TMZ mengabarkan, Kamis (24/7/2025) malam WIB, tim medis dikerahkan ke rumah Hogan di Florida setelah ia diduga mengalami henti jantung dan kemudian dilarikan ke rumah sakit dengan tandu.
Advertisement
Hulk Hogan, yang memiliki nama asli Terrence Gene Bollea, adalah sosok sentral dalam perkembangan WWE menjadi industri hiburan miliaran dolar seperti saat ini.
Dengan tinggi mencapai sekitar 198cm dan berat lebih dari 135kg, Hogan terkenal dengan julukan "Wrestling’s Top Banana” setelah tampil di sampul Sports Illustrated pada tahun 1985. Ia didaulat sebagai “Babe Ruth” dalam dunia gulat, tokoh yang membawa industri ini ke level baru dan menempatkan gulat di peta hiburan global.
Selama 35 tahun berkarier hingga pensiun pada 2012, Hogan dikenal dengan penampilannya yang teatrikal, termasuk gaya bicara lantang, kostum mencolok seperti tank top merah dan celana kuning, serta kebiasaan membawa boa merah di leher.
Juga dijuluki "24-inch pythons" untuk otot bisepnya, ia menjadikan pertarungan melawan lawan-lawan ternama seperti Sgt. Slaughter, André the Giant, hingga Dwayne “The Rock” Johnson sebagai tontonan menarik.
Selain sukses di ring, Hogan turut berkiprah di dunia hiburan.
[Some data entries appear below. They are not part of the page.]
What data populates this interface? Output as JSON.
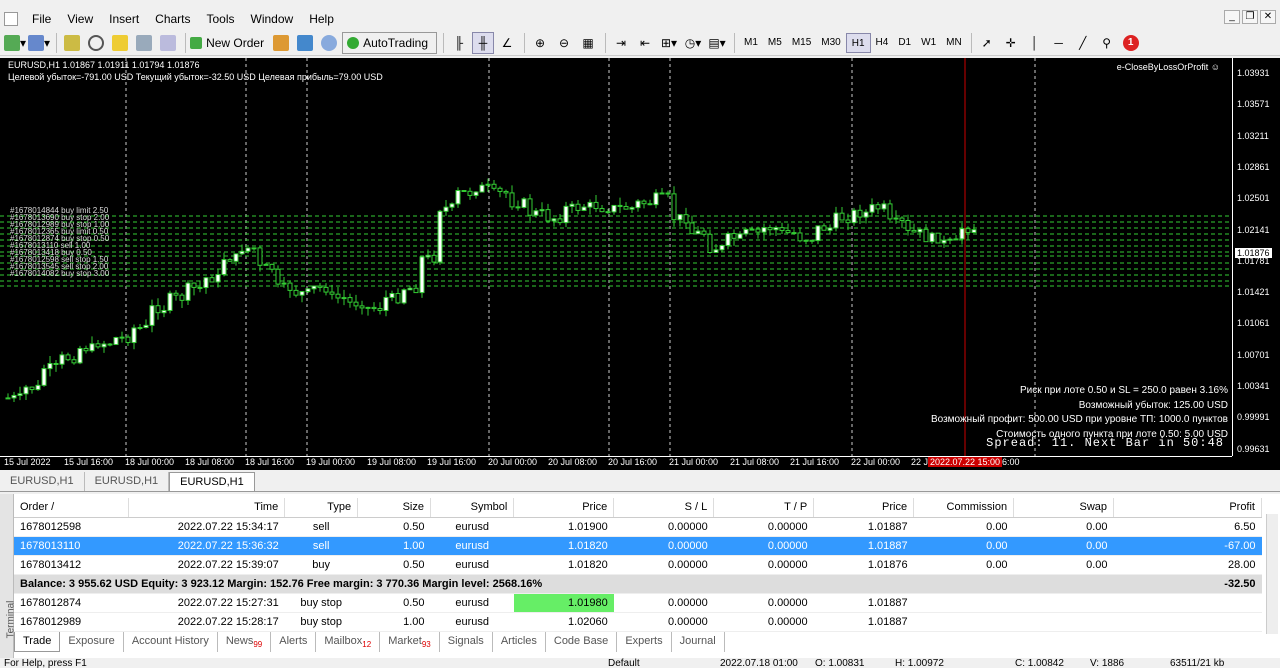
{
  "menu": [
    "File",
    "View",
    "Insert",
    "Charts",
    "Tools",
    "Window",
    "Help"
  ],
  "toolbar": {
    "new_order": "New Order",
    "autotrading": "AutoTrading",
    "timeframes": [
      "M1",
      "M5",
      "M15",
      "M30",
      "H1",
      "H4",
      "D1",
      "W1",
      "MN"
    ],
    "active_tf": "H1",
    "alert_count": "1"
  },
  "chart": {
    "symbol_line": "EURUSD,H1  1.01867 1.01911 1.01794 1.01876",
    "targets_line": "Целевой убыток=-791.00 USD  Текущий убыток=-32.50 USD  Целевая прибыль=79.00 USD",
    "ea_name": "e-CloseByLossOrProfit ☺",
    "prices": [
      "1.03931",
      "1.03571",
      "1.03211",
      "1.02861",
      "1.02501",
      "1.02141",
      "1.01781",
      "1.01421",
      "1.01061",
      "1.00701",
      "1.00341",
      "0.99991",
      "0.99631"
    ],
    "current_price": "1.01876",
    "times": [
      "15 Jul 2022",
      "15 Jul 16:00",
      "18 Jul 00:00",
      "18 Jul 08:00",
      "18 Jul 16:00",
      "19 Jul 00:00",
      "19 Jul 08:00",
      "19 Jul 16:00",
      "20 Jul 00:00",
      "20 Jul 08:00",
      "20 Jul 16:00",
      "21 Jul 00:00",
      "21 Jul 08:00",
      "21 Jul 16:00",
      "22 Jul 00:00",
      "22 Ju",
      "6:00"
    ],
    "time_highlight": "2022.07.22 15:00",
    "info": [
      "Риск при лоте 0.50 и SL = 250.0 равен 3.16%",
      "Возможный убыток: 125.00 USD",
      "Возможный профит: 500.00 USD при уровне ТП: 1000.0 пунктов",
      "Стоимость одного пункта при лоте 0.50: 5.00 USD"
    ],
    "spread": "Spread: 11. Next Bar in 50:48",
    "order_labels": [
      "#1678014844 buy limit 2.50",
      "#1678013690 buy stop 2.00",
      "#1678012989 buy stop 1.00",
      "#1678012365 buy limit 0.50",
      "#1678012874 buy stop 0.50",
      "#1678013110 sell 1.00",
      "#1678013418 buy 0.50",
      "#1678012598 sell stop 1.50",
      "#1678013545 sell stop 2.00",
      "#1678014082 buy stop 3.00"
    ]
  },
  "chart_tabs": [
    "EURUSD,H1",
    "EURUSD,H1",
    "EURUSD,H1"
  ],
  "columns": [
    "Order",
    "Time",
    "Type",
    "Size",
    "Symbol",
    "Price",
    "S / L",
    "T / P",
    "Price",
    "Commission",
    "Swap",
    "Profit"
  ],
  "rows": [
    [
      "1678012598",
      "2022.07.22 15:34:17",
      "sell",
      "0.50",
      "eurusd",
      "1.01900",
      "0.00000",
      "0.00000",
      "1.01887",
      "0.00",
      "0.00",
      "6.50"
    ],
    [
      "1678013110",
      "2022.07.22 15:36:32",
      "sell",
      "1.00",
      "eurusd",
      "1.01820",
      "0.00000",
      "0.00000",
      "1.01887",
      "0.00",
      "0.00",
      "-67.00"
    ],
    [
      "1678013412",
      "2022.07.22 15:39:07",
      "buy",
      "0.50",
      "eurusd",
      "1.01820",
      "0.00000",
      "0.00000",
      "1.01876",
      "0.00",
      "0.00",
      "28.00"
    ]
  ],
  "balance": {
    "text": "Balance: 3 955.62 USD  Equity: 3 923.12  Margin: 152.76  Free margin: 3 770.36  Margin level: 2568.16%",
    "profit": "-32.50"
  },
  "pending": [
    [
      "1678012874",
      "2022.07.22 15:27:31",
      "buy stop",
      "0.50",
      "eurusd",
      "1.01980",
      "0.00000",
      "0.00000",
      "1.01887"
    ],
    [
      "1678012989",
      "2022.07.22 15:28:17",
      "buy stop",
      "1.00",
      "eurusd",
      "1.02060",
      "0.00000",
      "0.00000",
      "1.01887"
    ]
  ],
  "terminal_tabs": [
    {
      "label": "Trade"
    },
    {
      "label": "Exposure"
    },
    {
      "label": "Account History"
    },
    {
      "label": "News",
      "badge": "99"
    },
    {
      "label": "Alerts"
    },
    {
      "label": "Mailbox",
      "badge": "12"
    },
    {
      "label": "Market",
      "badge": "93"
    },
    {
      "label": "Signals"
    },
    {
      "label": "Articles"
    },
    {
      "label": "Code Base"
    },
    {
      "label": "Experts"
    },
    {
      "label": "Journal"
    }
  ],
  "terminal_side": "Terminal",
  "status": {
    "help": "For Help, press F1",
    "profile": "Default",
    "time": "2022.07.18 01:00",
    "open": "O: 1.00831",
    "high": "H: 1.00972",
    "close": "C: 1.00842",
    "volume": "V: 1886",
    "traffic": "63511/21 kb"
  }
}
Ia membintangi 15 film, dimulai dari Rocky III (1982) bersama Sylvester Stallone yang memujinya sebagai lawan main. Hogan juga muncul di berbagai acara populer seperti The Love Boat, WWE Raw, hingga membintangi reality show “Hogan Knows Best” di VH1 bersama keluarganya.
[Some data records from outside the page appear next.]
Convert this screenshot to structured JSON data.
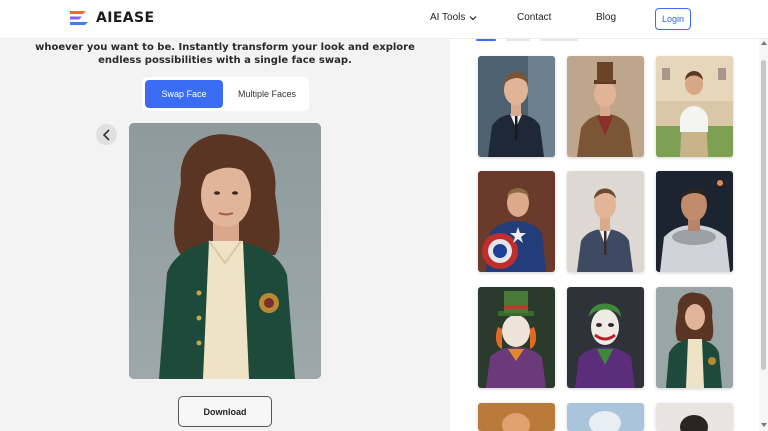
{
  "header": {
    "brand": "AIEASE",
    "nav": {
      "ai_tools": "AI Tools",
      "contact": "Contact",
      "blog": "Blog"
    },
    "login": "Login"
  },
  "hero": {
    "tagline": "whoever you want to be. Instantly transform your look and explore endless possibilities with a single face swap."
  },
  "modes": {
    "active": "Swap Face",
    "inactive": "Multiple Faces"
  },
  "actions": {
    "download": "Download"
  },
  "colors": {
    "accent": "#3b6cf6",
    "brand_orange": "#f46a34",
    "brand_purple": "#8b5cf6"
  },
  "icons": {
    "prev": "chevron-left-icon",
    "dropdown": "chevron-down-icon"
  }
}
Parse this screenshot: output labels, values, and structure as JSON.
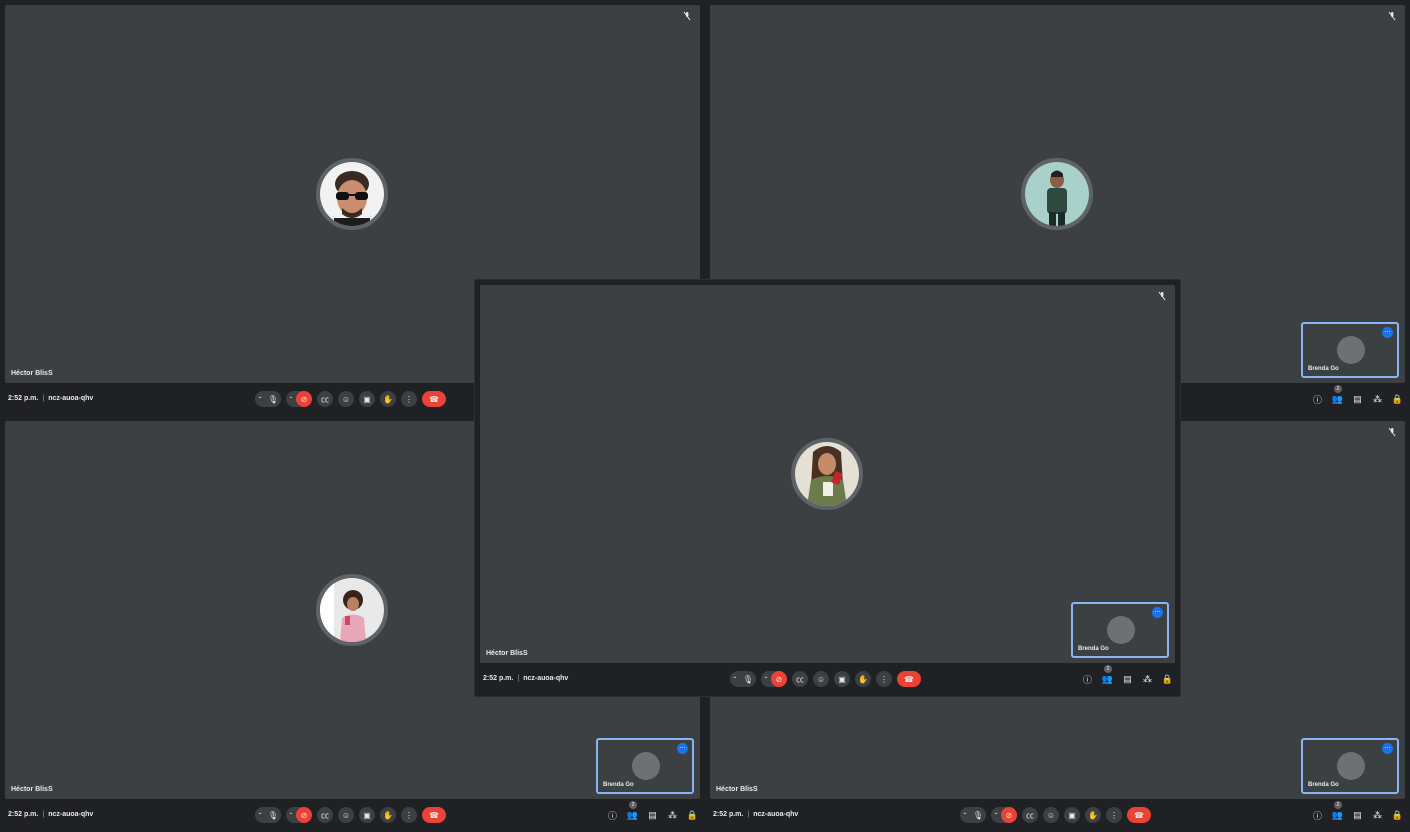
{
  "meeting": {
    "time": "2:52 p.m.",
    "code": "ncz-auoa-qhv"
  },
  "participants": {
    "self": "Héctor BlisS",
    "pip_name": "Brenda Go",
    "participant_count": "2"
  },
  "icons": {
    "mic": "microphone-icon",
    "cam_off": "camera-off-icon",
    "captions": "captions-icon",
    "emoji": "emoji-icon",
    "present": "present-screen-icon",
    "hand": "raise-hand-icon",
    "more": "more-options-icon",
    "end": "end-call-icon",
    "info": "info-icon",
    "people": "people-icon",
    "chat": "chat-icon",
    "activities": "activities-icon",
    "lock": "host-controls-icon",
    "muted": "muted-mic-icon"
  },
  "colors": {
    "tile_bg": "#3c4043",
    "bar_bg": "#202124",
    "end_call": "#ea4335",
    "pip_border": "#8ab4f8",
    "pip_menu": "#1a73e8"
  }
}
Jejak Pribadi dan Kontroversi
Hogan lahir di Augusta, Georgia, pada 11 Agustus 1953. Masa kecilnya di Tampa, Florida, diwarnai lika-liku, termasuk pernah dibully karena postur tubuh besar. Ia mulai mengenal gulat sejak SMA dan melanjutkan karier di berbagai ajang lokal dengan berbagai nama panggung sebelum akhirnya direkrut oleh Vince McMahon Sr. yang memberinya nama "Hogan".
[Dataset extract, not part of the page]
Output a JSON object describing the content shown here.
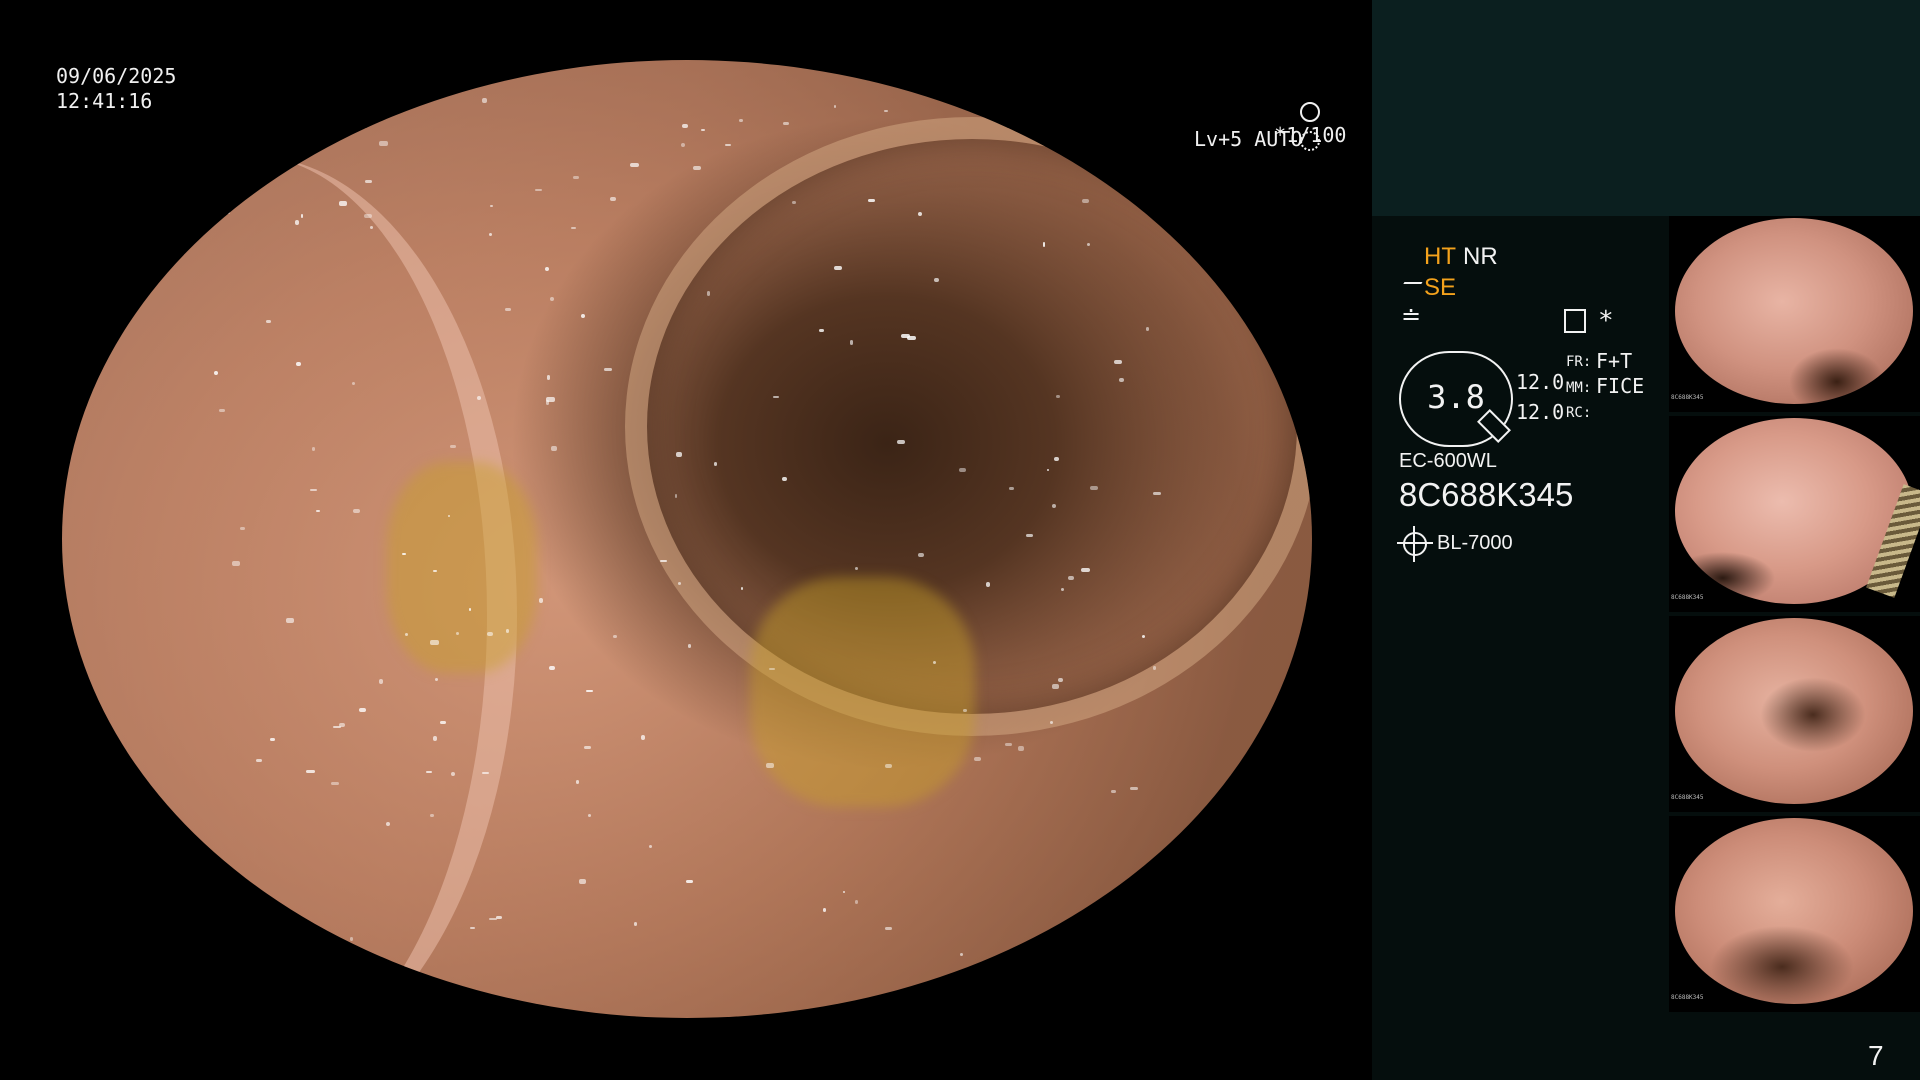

Walau menjadi idola, hidup Hogan tak lepas dari kontroversi. Ia sempat mengaku menggunakan steroid, terseret skandal seks, bahkan terungkap menggunakan bahasa rasis yang sempat membuatnya dikeluarkan dari WWE pada 2015. Namun tiga tahun kemudian, setelah menyampaikan permintaan maaf dan aktif berkegiatan sosial, WWE menerima kembali Hogan ke Hall of Fame.